Coalition for App Fairness (CAF) executive director Meghan DiMuzio said the Bucks bill, which her organization helped draft, is absolutely still needed despite signs that Apple might be willing to loosen its grip on its App Store.
“The App Fairness Coalition is not appeased by empty gestures and fictitious regulations,” DiMuzio wrote in an emailed statement. “Apple’s latest regulation does nothing to address the fundamental underlying issues that the Open App Markets Act proposes to correct. Dominant platforms still use monopoly practices to stifle innovation and stop competition. We remain committed to ensuring that developers and consumers have access to fair and open digital platforms. “
CAF has not backed down after the recent court ruling either, Tweeter“This lawsuit helped fuel a global push by regulators and lawmakers to end Apple’s monopoly on the App Store and abuse of market power. The number of developers and consumers demanding change is increasing and the fight for #OpenTheAppStore continues. “
CAF’s DiMuzio, in a phone interview, said his organization was reaching out to other Colorado lawmakers, including Big Tech antagonist Joe Neguse, to try to gain additional support for the bill. Neguse, a Democrat from Lafayette who also sits in the House Judicial Subcommittee on Antitrust, is aware of the legislation but has not signed on as a co-sponsor despite calls from voters to join. A spokeswoman for Neguse declined to comment on the legislation.
“Thanks to these integrated payment systems, [Apple and Google] charge exorbitant fees and block communications between developers and their own customers, ”said DiMuzio. “So people like Spotify, Match, others can’t communicate directly with their customers and can’t actually sort through these issues if issues arise, or provide the broader level of customer service that they would like to provide.”

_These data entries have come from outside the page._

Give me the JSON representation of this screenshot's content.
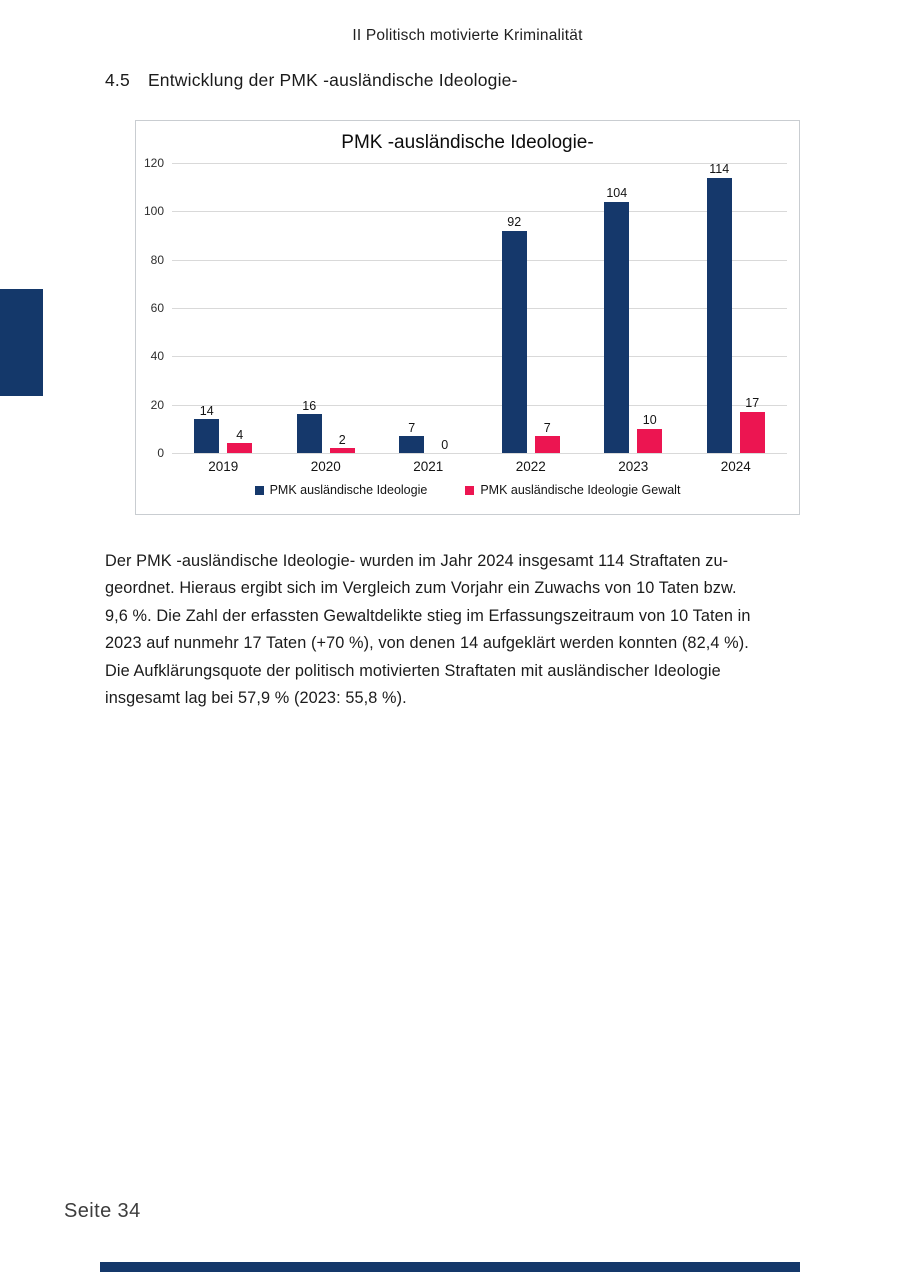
{
  "page": {
    "header": "II Politisch motivierte Kriminalität",
    "section_number": "4.5",
    "section_title": "Entwicklung der PMK -ausländische Ideologie-",
    "footer": "Seite 34"
  },
  "paragraph": {
    "lines": [
      "Der PMK -ausländische Ideologie- wurden im Jahr 2024 insgesamt 114 Straftaten zu-",
      "geordnet. Hieraus ergibt sich im Vergleich zum Vorjahr ein Zuwachs von 10 Taten bzw.",
      "9,6 %. Die Zahl der erfassten Gewaltdelikte stieg im Erfassungszeitraum von 10 Taten in",
      "2023 auf nunmehr 17 Taten (+70 %), von denen 14 aufgeklärt werden konnten (82,4 %).",
      "Die Aufklärungsquote der politisch motivierten Straftaten mit ausländischer Ideologie",
      "insgesamt lag bei 57,9 % (2023: 55,8 %)."
    ]
  },
  "chart_data": {
    "type": "bar",
    "title": "PMK -ausländische Ideologie-",
    "categories": [
      "2019",
      "2020",
      "2021",
      "2022",
      "2023",
      "2024"
    ],
    "series": [
      {
        "name": "PMK ausländische Ideologie",
        "color": "#15386B",
        "values": [
          14,
          16,
          7,
          92,
          104,
          114
        ]
      },
      {
        "name": "PMK ausländische Ideologie Gewalt",
        "color": "#EC1551",
        "values": [
          4,
          2,
          0,
          7,
          10,
          17
        ]
      }
    ],
    "ylim": [
      0,
      120
    ],
    "ytick_step": 20,
    "grid": true,
    "legend_position": "bottom"
  },
  "colors": {
    "navy": "#14386A",
    "pink": "#EC1551",
    "gridline": "#D9D9D9",
    "chart_border": "#C9CDD1"
  }
}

The legislation would allow consumers to install the apps they want on their phones through the app store of their choice, bypassing Apple and Google fees and preinstalled apps, DiMuzio added.
Editor’s Note: A version of this story first appeared on Colorado Times Recorder.
David O. Williams is an award-winning freelance journalist based in Vail Valley, Colorado, writing on healthcare, immigration, politics, environment, energy, public lands, outdoor recreation and the sports. His work has appeared in 5280 Magazine, American Way Magazine (American Airlines), Anchorage Daily News (Alaska), Aspen Daily News, Aspen Journalism, Aspen Times, Beaver Creek Magazine, Chicago Tribune, Colorado Independent (formerly Colorado Confidential), Colorado Politics (formerly the Colorado Statesman), Colorado Public News, the Colorado Springs Gazette, the Colorado Springs Independent, the Colorado Statesman (now Colorado Politics), the Colorado Times Recorder, the Daily Trail (Vail), the Denver Daily News, the Denver Gazette, Denver Post, Durango Herald, Eagle Valley Enterprise, Eastside Journal (Bellevue, Washington), ESPN.com, Glenwood Springs Post-Independent, Greeley Tribune, Huffington Post, King County Journal (Seattle, Washington), KUNC.org (northern Colorado), LA Weekly, London Daily Mirror, Montgomery Journal (Maryland), New York Times, Parent’s Handbook, Peaks Magazine (now Epic Life), People Magazine, P owder Magazine, Pueblo Chieftain, PT Magazine, Rocky Mountain Golf Magazine, Rocky Mountain News, Atlantic Media’s RouteFifty.com (formerly Government Executive State and Local), SKI Magazine, Ski Area Management, SKIING Magazine, Summit Daily News, United Hemispheres (United Airlines), Vail / Beaver Creek Magazine, Vail en Español, Vail Valley Magazine, Vail Daily, Vail Trail and Westword (Denver). Williams is also the founder, publisher and editor of RealVail.com and RockyMountainPost.com.